SW: We’ve got a 6-speed on the 1,200, but again the Street Twin is a nice nippy, rideable bike that feels more appropriate with a 5-speed transmission and nicely spaced gear ratios.
AC: When you sit on the bike it’s immediately apparent that you’re sitting pretty low down—presumably thanks to the reduced height of the engine you spoke about earlier. But the whole bike seems pretty low to the ground, even if there are no ground clearance problems at respectable angles of lean. Was it a conscious decision to try and get a low center of gravity?
SW: Absolutely. The whole bike had to be manageable, and to achieve that you’re looking at a complete package where everything has to work together. So from the outset it’s all about ergonomics—when you’re designing a bike ergonomics, geometry and weight distribution are the three main targets initially, and how you go about controlling that with suspension, brakes, wheels and tire sizes, is the next stage. But the fundamental layout was always about trying to get that sense of manageability. With this model, the 900, we’ve made the riding position slightly more engaging—so we want the rider to sit forward into the bike, and be part of it, whereas on the T120 there’s more of an upright relaxed position. On the Street Twin we wanted it to be a more engaging stance, so we’ve allowed enough space for the rider to move around. We’ve had many taller guys saying it’s perfectly comfortable—just move back on the seat if you want more room, because there is place to move about. Ergonomics rule!
Just because a bike has classic styling, it shouldn’t be compromised when it comes to developing the chassis and providing good handling. From the dynamic point of view we targeted the character, feel and performance we wanted for each of the new Bonneville models, especially to incorporate the agility that our bikes are famous for, and to get the neutrality and stability our customers want. On the Street Twin we’ve focused on making it more accessible and fun to ride, without being in any way demanding of the rider.
AC: Why fit an 18-inch front wheel, when the previous cast-wheel Bonnie had 17-inchers front and rear?

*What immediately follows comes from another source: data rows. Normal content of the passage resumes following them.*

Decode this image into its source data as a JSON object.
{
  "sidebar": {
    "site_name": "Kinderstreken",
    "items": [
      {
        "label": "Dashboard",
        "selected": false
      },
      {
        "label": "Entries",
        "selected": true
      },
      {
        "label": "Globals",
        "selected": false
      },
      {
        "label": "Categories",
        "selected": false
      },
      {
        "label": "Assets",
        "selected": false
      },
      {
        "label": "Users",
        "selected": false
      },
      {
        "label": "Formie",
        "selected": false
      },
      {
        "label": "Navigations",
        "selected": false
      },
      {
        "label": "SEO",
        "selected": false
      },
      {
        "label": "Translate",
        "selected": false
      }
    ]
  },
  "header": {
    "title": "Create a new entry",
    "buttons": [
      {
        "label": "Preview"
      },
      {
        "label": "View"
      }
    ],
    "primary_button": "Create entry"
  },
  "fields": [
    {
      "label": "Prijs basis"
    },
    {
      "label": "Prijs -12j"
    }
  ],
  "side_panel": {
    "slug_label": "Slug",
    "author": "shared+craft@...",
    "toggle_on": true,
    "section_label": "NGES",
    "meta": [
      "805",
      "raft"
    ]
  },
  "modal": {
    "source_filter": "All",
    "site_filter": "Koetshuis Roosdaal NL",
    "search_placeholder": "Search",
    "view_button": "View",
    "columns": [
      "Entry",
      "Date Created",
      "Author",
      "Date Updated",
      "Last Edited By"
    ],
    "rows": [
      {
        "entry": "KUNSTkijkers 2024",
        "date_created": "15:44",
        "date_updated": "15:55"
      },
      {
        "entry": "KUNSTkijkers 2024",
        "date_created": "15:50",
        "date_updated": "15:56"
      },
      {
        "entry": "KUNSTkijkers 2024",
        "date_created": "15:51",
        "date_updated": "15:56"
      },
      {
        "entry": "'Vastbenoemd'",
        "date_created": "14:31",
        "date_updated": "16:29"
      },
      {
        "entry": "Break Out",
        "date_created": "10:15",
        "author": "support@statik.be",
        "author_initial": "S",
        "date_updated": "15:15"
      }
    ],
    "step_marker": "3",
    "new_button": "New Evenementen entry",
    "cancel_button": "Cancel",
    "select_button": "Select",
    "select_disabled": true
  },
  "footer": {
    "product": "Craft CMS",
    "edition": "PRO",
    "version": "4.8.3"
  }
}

SW: Partly aesthetics—we’ve tried to be as faithful as we can to the looks of the original Bonneville, and I think we now have a more elegant model than before. When you put them side-by-side you can see the purer line and stance of the new bike, and wheels and tires are a part of that. Pirelli put a lot of effort in working with us on tire development as well, producing numerous prototype tires for us to evaluate. That’s what it takes to make the bike as good as it can be, and it’s great to have partners like that.
AC: You and your guys produced the first born-again Bonneville in 2000, and here you are redoing it in 2015. That’s a 15-year span, so are you expecting this one to have a similar long shelf life?
SW: It would be nice, because it’s a bike with timeless styling and character. The thing about having to recreate or redesign an iconic product is that people think it’s easy—well, you’ve already got that design there to copy, so what’s the problem? In fact, the amount of engineering and aesthetic design work that goes into being faithful to the original iconic model while packaging a thoroughly modern motorcycle incorporating all the technology—which by definition you can’t put on display because it’s modern and right up to date—means there’s that much more work entailed in taking it to the next stage than having a free hand to come up with whatever you like without the restrictions of the previous model. But it’s a lovely challenge, and I think the reason why developing the whole Bonneville range down the years has been such an involving project for our design and manufacturing people, and why everyone who’s been involved with this redesign has enjoyed it, is because we’ve had to deliver something that’s beautiful while paying due respect to the model’s traditions, as I believe these new bikes do.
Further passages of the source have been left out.